HACİM VE AĞIRLIK: Mars’ın hacmi dünyanın yüzde 15’i kadar. Newton kurallarına göre yerçekimi Dünya’dakinin yaklaşık üçte biri.
MESAFE: Yaşamı sağlayan suyun bir gezegende bulunabilmesi için Güneş’e en yakın ve en uzak sınır kuşakları var. Dünya bunun alt çizgisinde. Mars ise ‘su bulunabilir’ aralığın üst sınırında.
MARS TARLALARI: Ekolojistler içinde fosfor, nitrojen, potasyum ve demir bulunan mars arazilerinde tarım yapılabileceğine inanıyor. Sadece daha fazla suya ve nitrojene ihtiyacımız olacak.
BİR NEFES SIHHAT...Mars atmosferinde karbondioksit ibadullah. Daha iyi soluk alabilmek için yapılması gereken elektrik kullanarak karbondioksidi oksijen ve karbonmonokside ayırmak. Oksijenini al, kalanı geri sal gitsin...
İLETİŞİM: Haberleşme sadece radyo dalgalarıyla mümkün olabilecek. Bunun için de Mars’ta uydu sahibi olmamız gerek.

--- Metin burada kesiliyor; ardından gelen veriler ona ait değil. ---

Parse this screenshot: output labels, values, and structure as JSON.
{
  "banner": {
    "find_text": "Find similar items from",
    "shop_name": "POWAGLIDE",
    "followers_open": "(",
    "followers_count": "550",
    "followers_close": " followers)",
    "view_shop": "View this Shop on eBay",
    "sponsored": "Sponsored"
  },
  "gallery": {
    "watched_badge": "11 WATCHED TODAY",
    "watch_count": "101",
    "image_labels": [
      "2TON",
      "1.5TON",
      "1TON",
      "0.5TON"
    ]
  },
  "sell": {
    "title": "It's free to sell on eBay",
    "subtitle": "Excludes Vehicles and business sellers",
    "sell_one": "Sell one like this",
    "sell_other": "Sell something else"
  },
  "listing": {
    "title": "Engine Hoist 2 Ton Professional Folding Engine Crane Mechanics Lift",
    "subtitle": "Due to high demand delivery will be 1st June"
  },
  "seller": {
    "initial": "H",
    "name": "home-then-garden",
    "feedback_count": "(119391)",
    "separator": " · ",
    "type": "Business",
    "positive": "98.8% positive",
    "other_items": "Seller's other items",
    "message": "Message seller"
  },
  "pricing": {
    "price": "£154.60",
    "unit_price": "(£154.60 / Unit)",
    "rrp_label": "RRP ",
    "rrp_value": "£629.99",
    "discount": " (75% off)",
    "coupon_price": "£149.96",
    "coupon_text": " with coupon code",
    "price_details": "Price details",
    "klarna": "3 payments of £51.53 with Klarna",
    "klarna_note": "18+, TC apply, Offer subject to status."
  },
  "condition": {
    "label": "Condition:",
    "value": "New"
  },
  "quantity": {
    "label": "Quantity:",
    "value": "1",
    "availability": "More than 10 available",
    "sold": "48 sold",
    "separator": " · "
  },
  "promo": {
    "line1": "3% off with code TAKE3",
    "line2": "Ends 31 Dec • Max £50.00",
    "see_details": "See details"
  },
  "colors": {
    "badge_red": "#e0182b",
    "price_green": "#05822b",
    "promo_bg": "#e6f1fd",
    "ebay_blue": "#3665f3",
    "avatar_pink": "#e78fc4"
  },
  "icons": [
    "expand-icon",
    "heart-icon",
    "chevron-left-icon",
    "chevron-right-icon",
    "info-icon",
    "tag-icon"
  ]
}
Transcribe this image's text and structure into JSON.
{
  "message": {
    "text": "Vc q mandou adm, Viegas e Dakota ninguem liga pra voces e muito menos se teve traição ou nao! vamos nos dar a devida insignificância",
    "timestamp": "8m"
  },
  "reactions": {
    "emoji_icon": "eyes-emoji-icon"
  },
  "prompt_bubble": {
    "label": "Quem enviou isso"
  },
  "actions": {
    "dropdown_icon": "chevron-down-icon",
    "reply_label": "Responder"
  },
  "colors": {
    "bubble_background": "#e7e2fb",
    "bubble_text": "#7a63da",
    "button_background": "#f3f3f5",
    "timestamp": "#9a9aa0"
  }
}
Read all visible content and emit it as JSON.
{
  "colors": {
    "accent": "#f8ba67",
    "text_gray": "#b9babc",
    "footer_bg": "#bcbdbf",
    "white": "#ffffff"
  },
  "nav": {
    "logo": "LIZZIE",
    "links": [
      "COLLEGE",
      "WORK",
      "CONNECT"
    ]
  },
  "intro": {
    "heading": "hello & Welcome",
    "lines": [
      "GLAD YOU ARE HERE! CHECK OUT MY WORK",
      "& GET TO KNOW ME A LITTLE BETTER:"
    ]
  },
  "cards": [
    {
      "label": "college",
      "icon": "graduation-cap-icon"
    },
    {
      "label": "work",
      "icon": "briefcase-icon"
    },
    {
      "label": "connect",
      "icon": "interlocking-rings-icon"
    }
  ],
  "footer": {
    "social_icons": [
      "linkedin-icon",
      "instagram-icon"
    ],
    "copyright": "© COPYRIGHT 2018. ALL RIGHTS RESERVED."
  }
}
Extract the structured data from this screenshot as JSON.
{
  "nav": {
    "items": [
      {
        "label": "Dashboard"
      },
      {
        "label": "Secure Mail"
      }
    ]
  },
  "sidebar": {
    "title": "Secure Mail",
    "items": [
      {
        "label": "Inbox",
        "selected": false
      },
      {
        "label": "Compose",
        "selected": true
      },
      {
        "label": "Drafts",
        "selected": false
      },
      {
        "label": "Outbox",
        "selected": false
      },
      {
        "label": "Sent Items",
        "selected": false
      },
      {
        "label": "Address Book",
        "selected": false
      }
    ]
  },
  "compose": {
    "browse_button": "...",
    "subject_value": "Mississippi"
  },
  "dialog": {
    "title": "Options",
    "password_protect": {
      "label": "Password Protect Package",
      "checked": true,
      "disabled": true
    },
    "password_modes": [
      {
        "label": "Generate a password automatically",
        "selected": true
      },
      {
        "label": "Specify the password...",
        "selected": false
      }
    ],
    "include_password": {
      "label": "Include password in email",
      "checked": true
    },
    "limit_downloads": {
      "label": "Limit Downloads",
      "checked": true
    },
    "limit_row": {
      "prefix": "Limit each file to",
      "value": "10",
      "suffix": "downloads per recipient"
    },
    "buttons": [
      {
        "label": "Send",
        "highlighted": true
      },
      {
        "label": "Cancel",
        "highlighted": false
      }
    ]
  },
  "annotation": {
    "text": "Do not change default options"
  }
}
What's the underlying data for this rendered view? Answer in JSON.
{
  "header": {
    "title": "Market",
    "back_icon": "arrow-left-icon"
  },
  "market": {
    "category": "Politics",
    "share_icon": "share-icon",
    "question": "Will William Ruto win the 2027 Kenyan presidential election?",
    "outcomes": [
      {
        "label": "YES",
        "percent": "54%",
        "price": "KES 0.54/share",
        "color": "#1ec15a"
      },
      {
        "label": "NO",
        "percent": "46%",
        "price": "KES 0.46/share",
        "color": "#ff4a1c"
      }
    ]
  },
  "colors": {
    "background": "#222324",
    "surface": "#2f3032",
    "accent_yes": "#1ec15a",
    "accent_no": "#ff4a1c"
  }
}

YERALTI YAŞAMI: Yüzeyin onlarca metre altında sanki metro istasyonundaymış gibi kurulacak yaşam alanları ve onları birbirine bağlayacak kanallar bizi özel giysilere ihtiyaç olmadan yüksek radyasyondan ve ani ısı değişimlerinden koruyacak.
** Mars’ın Güneş etrafında dönebilmesi için gereken süre 2 yıl.
** Mars’ın yerçekiminin Dünya’ya oranı: Yüzde 38
** Bir Mars yılının uzunluğu... Yani Güneş’in etrafını dönmesi için gereken zaman 687 gün.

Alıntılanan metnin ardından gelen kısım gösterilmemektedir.